Visa is one of the most prolific credit card companies in the business, and they are a well-known payment processor.
Visa provides the service that directly handles moving money from the customer’s control to the company that is receiving payment.
There’s an important distinction here. Visa does not actually issue any credit cards. Banks and other financial institutions can issue cards and lines of credit. Visa is merely the company that handles the mechanisms that make it all work.
With this idea in mind, there are plenty of other companies that work in this capacity. Mastercard and Amex are other major credit card companies, but that’s not the limit of payment processing.
Online payment processors like PayPal and Google Pay offer additional ways of paying, even at a POS in a storefront.
Things get even more interesting when you look at companies that offer point of sale systems and payment processing. Some of the most well-known are Square, Stripe, and Toast. In the case where a card reader is attached to a tablet or phone, that business is likely using one of these combined service providers.
What Is Toast?
Toast is among the leading POS system developers for small and medium businesses. Toast is known for offering cloud-based software solutions for point of sale resources and payment processing.
The company is based out of Boston, and they built their entire system to run natively on Android operating systems.
This means that any phone or tablet that runs on Android can use Toast and become an effective POS device.

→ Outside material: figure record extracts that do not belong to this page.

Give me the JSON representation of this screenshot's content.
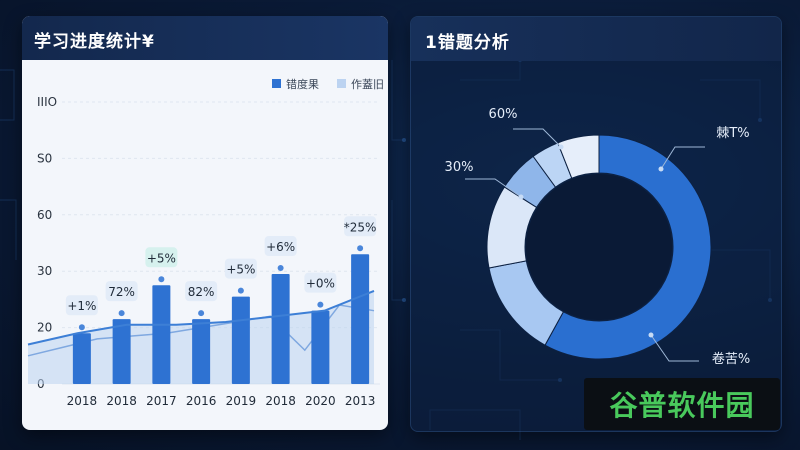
{
  "colors": {
    "bar": "#2e72d2",
    "line": "#3d7fd6",
    "area": "#bcd3f1",
    "donut_dark": "#2a6fd0",
    "donut_mid": "#9cc0ee",
    "donut_light": "#dbe7f8",
    "watermark": "#49c95c"
  },
  "left_panel": {
    "title": "学习进度统计¥"
  },
  "right_panel": {
    "title": "1错题分析"
  },
  "watermark": {
    "text": "谷普软件园"
  },
  "chart_data": [
    {
      "type": "bar",
      "title": "学习进度统计¥",
      "legend": [
        "错度果",
        "作蓋旧"
      ],
      "legend_position": "top-right",
      "y_tick_labels": [
        "0",
        "20",
        "30",
        "60",
        "S0",
        "IIIO"
      ],
      "ylim": [
        0,
        100
      ],
      "grid": true,
      "categories": [
        "2018",
        "2018",
        "2017",
        "2016",
        "2019",
        "2018",
        "2020",
        "2013"
      ],
      "series": [
        {
          "name": "错度果",
          "type": "bar",
          "values": [
            18,
            23,
            35,
            23,
            31,
            39,
            26,
            46
          ]
        },
        {
          "name": "作蓋旧",
          "type": "line",
          "values": [
            14,
            18,
            21,
            21,
            22,
            24,
            26,
            33
          ]
        }
      ],
      "secondary_line_values": [
        10,
        13,
        16,
        17,
        18,
        20,
        22,
        24,
        12,
        28,
        26
      ],
      "data_labels": [
        "+1%",
        "72%",
        "+5%",
        "82%",
        "+5%",
        "+6%",
        "+0%",
        "*25%"
      ]
    },
    {
      "type": "pie",
      "title": "1错题分析",
      "style": "donut",
      "values": [
        58,
        14,
        12,
        6,
        4,
        6
      ],
      "colors": [
        "#2a6fd0",
        "#a8c8f2",
        "#dbe7f8",
        "#8fb6ea",
        "#bcd5f5",
        "#e6eefa"
      ],
      "callouts": [
        "60%",
        "30%",
        "棘T%",
        "卷苦%"
      ]
    }
  ]
}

Why Does Toast Put TST on Credit Card Statements?
As a payment processor, Toast handles digital transactions between customers and businesses. When you see TST on a credit card statement right before the name of a store or merchant, that is Toast signing their work.
They processed the payment, and that is why they have to stamp the statement with their abbreviated name. This is entirely for record-keeping. If anyone needs to look up the record of the transaction, the TST label allows that investigator to follow the mechanisms in use all the way back to Toast.

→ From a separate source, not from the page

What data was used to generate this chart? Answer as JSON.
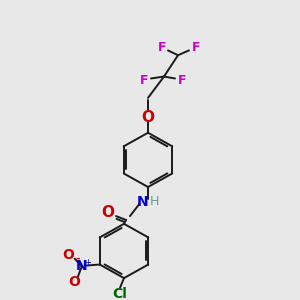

This can be important for billing disputes and legal investigations.
Here’s the bottom line. Any company that processes a payment has to put its name somewhere on the transaction. TST is there for Toast.
If a different service is used, then the abbreviated name will reflect that service (Stripe typically uses ‘Stripe’ and Square uses ‘SQ’).

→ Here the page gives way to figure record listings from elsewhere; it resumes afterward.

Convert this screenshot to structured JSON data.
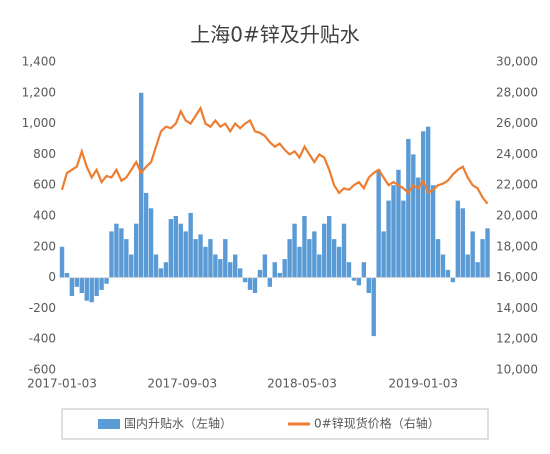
{
  "chart_data": {
    "type": "bar-line",
    "title": "上海0#锌及升贴水",
    "x": [
      "2017-01-03",
      "2017-01-13",
      "2017-01-23",
      "2017-02-02",
      "2017-02-12",
      "2017-02-22",
      "2017-03-04",
      "2017-03-14",
      "2017-03-24",
      "2017-04-03",
      "2017-04-13",
      "2017-04-23",
      "2017-05-03",
      "2017-05-13",
      "2017-05-23",
      "2017-06-02",
      "2017-06-12",
      "2017-06-22",
      "2017-07-02",
      "2017-07-12",
      "2017-07-22",
      "2017-08-01",
      "2017-08-11",
      "2017-08-21",
      "2017-08-31",
      "2017-09-10",
      "2017-09-20",
      "2017-09-30",
      "2017-10-10",
      "2017-10-20",
      "2017-10-30",
      "2017-11-09",
      "2017-11-19",
      "2017-11-29",
      "2017-12-09",
      "2017-12-19",
      "2017-12-29",
      "2018-01-08",
      "2018-01-18",
      "2018-01-28",
      "2018-02-07",
      "2018-02-17",
      "2018-02-27",
      "2018-03-09",
      "2018-03-19",
      "2018-03-29",
      "2018-04-08",
      "2018-04-18",
      "2018-04-28",
      "2018-05-08",
      "2018-05-18",
      "2018-05-28",
      "2018-06-07",
      "2018-06-17",
      "2018-06-27",
      "2018-07-07",
      "2018-07-17",
      "2018-07-27",
      "2018-08-06",
      "2018-08-16",
      "2018-08-26",
      "2018-09-05",
      "2018-09-15",
      "2018-09-25",
      "2018-10-05",
      "2018-10-15",
      "2018-10-25",
      "2018-11-04",
      "2018-11-14",
      "2018-11-24",
      "2018-12-04",
      "2018-12-14",
      "2018-12-24",
      "2019-01-03",
      "2019-01-13",
      "2019-01-23",
      "2019-02-02",
      "2019-02-12",
      "2019-02-22",
      "2019-03-04",
      "2019-03-14",
      "2019-03-24",
      "2019-04-03",
      "2019-04-13",
      "2019-04-23",
      "2019-05-03",
      "2019-05-13"
    ],
    "xlim": [
      "2017-01-03",
      "2019-05-18"
    ],
    "xticks": [
      "2017-01-03",
      "2017-09-03",
      "2018-05-03",
      "2019-01-03"
    ],
    "ylim": [
      -600,
      1400
    ],
    "yticks": [
      -600,
      -400,
      -200,
      0,
      200,
      400,
      600,
      800,
      {
        "value": 1000,
        "label": "1,000"
      },
      {
        "value": 1200,
        "label": "1,200"
      },
      {
        "value": 1400,
        "label": "1,400"
      }
    ],
    "y2lim": [
      10000,
      30000
    ],
    "y2ticks": [
      {
        "value": 10000,
        "label": "10,000"
      },
      {
        "value": 12000,
        "label": "12,000"
      },
      {
        "value": 14000,
        "label": "14,000"
      },
      {
        "value": 16000,
        "label": "16,000"
      },
      {
        "value": 18000,
        "label": "18,000"
      },
      {
        "value": 20000,
        "label": "20,000"
      },
      {
        "value": 22000,
        "label": "22,000"
      },
      {
        "value": 24000,
        "label": "24,000"
      },
      {
        "value": 26000,
        "label": "26,000"
      },
      {
        "value": 28000,
        "label": "28,000"
      },
      {
        "value": 30000,
        "label": "30,000"
      }
    ],
    "series": [
      {
        "name": "国内升贴水（左轴）",
        "kind": "bar",
        "color": "#5b9bd5",
        "values": [
          200,
          30,
          -120,
          -60,
          -100,
          -150,
          -160,
          -120,
          -80,
          -40,
          300,
          350,
          320,
          250,
          150,
          350,
          1200,
          550,
          450,
          150,
          60,
          100,
          380,
          400,
          350,
          300,
          420,
          250,
          280,
          200,
          250,
          150,
          120,
          250,
          100,
          150,
          60,
          -30,
          -80,
          -100,
          50,
          150,
          -60,
          100,
          30,
          120,
          250,
          350,
          200,
          400,
          250,
          300,
          150,
          350,
          400,
          250,
          200,
          350,
          100,
          -20,
          -50,
          100,
          -100,
          -380,
          700,
          300,
          500,
          600,
          700,
          500,
          900,
          800,
          650,
          950,
          980,
          600,
          250,
          150,
          50,
          -30,
          500,
          450,
          150,
          300,
          100,
          250,
          320
        ]
      },
      {
        "name": "0#锌现货价格（右轴）",
        "kind": "line",
        "axis": "y2",
        "color": "#ed7d31",
        "values": [
          21700,
          22800,
          23000,
          23200,
          24200,
          23200,
          22500,
          23000,
          22200,
          22600,
          22500,
          23000,
          22300,
          22500,
          23000,
          23500,
          22800,
          23200,
          23500,
          24500,
          25500,
          25800,
          25700,
          26000,
          26800,
          26200,
          26000,
          26500,
          27000,
          26000,
          25800,
          26200,
          25800,
          26000,
          25500,
          26000,
          25700,
          26000,
          26200,
          25500,
          25400,
          25200,
          24800,
          24500,
          24700,
          24300,
          24000,
          24200,
          23800,
          24500,
          24000,
          23500,
          24000,
          23800,
          23000,
          22000,
          21500,
          21800,
          21700,
          22000,
          22200,
          21800,
          22500,
          22800,
          23000,
          22500,
          22000,
          22200,
          22000,
          21800,
          21500,
          22000,
          21800,
          22300,
          21500,
          21700,
          22000,
          22100,
          22300,
          22700,
          23000,
          23200,
          22500,
          22000,
          21800,
          21200,
          20800
        ]
      }
    ]
  }
}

Why Don’t I Recognize the Charge?
You now know that Toast is a reputable company, so you should not be receiving random charges from them on your credit card statement. If you still don’t recognize the charge, there are a few possibilities.
The first is that this is just a hold that was used before authorizing the purchase. This is a common tactic used by payment processors to try to prevent fraud.
Common holds will be anywhere from $0.01 to $1.00. These holds allow the processor to establish that the line of payment is current and active.
As long as the holding charge goes through, the processor will then authorize full payment for the purchase. So, it’s common to see a charge like this right before a charge you recognize.
These hold charges are fully refunded every time. If one appears on your statement that isn’t refunded, you should report it to your creditor (whoever issued your card) and to Toast (or any other payment processor that does this). They can rectify the situation.
It’s also important to note that not all processing holds are small. It’s common for gas stations to use holds anywhere from $50 to $200. This, by the way, is why gas stations often decline debit cards even when they have enough balance for the amount of gas you want to buy.
The automated pump doesn’t know how much gas you’re going to need, so it is programmed to verify that you have enough to cover common charge ranges.
If you are unsure whether or not a charge on the statement is a hold, it’s always better to ask.
Never assume that an unknown charge is innocuous. Always contact your card issuer, and you can always contact the payment processor too.
If there is a problem, they can pause additional payments to prevent you from being defrauded, and they can take steps to ensure that your money stays protected.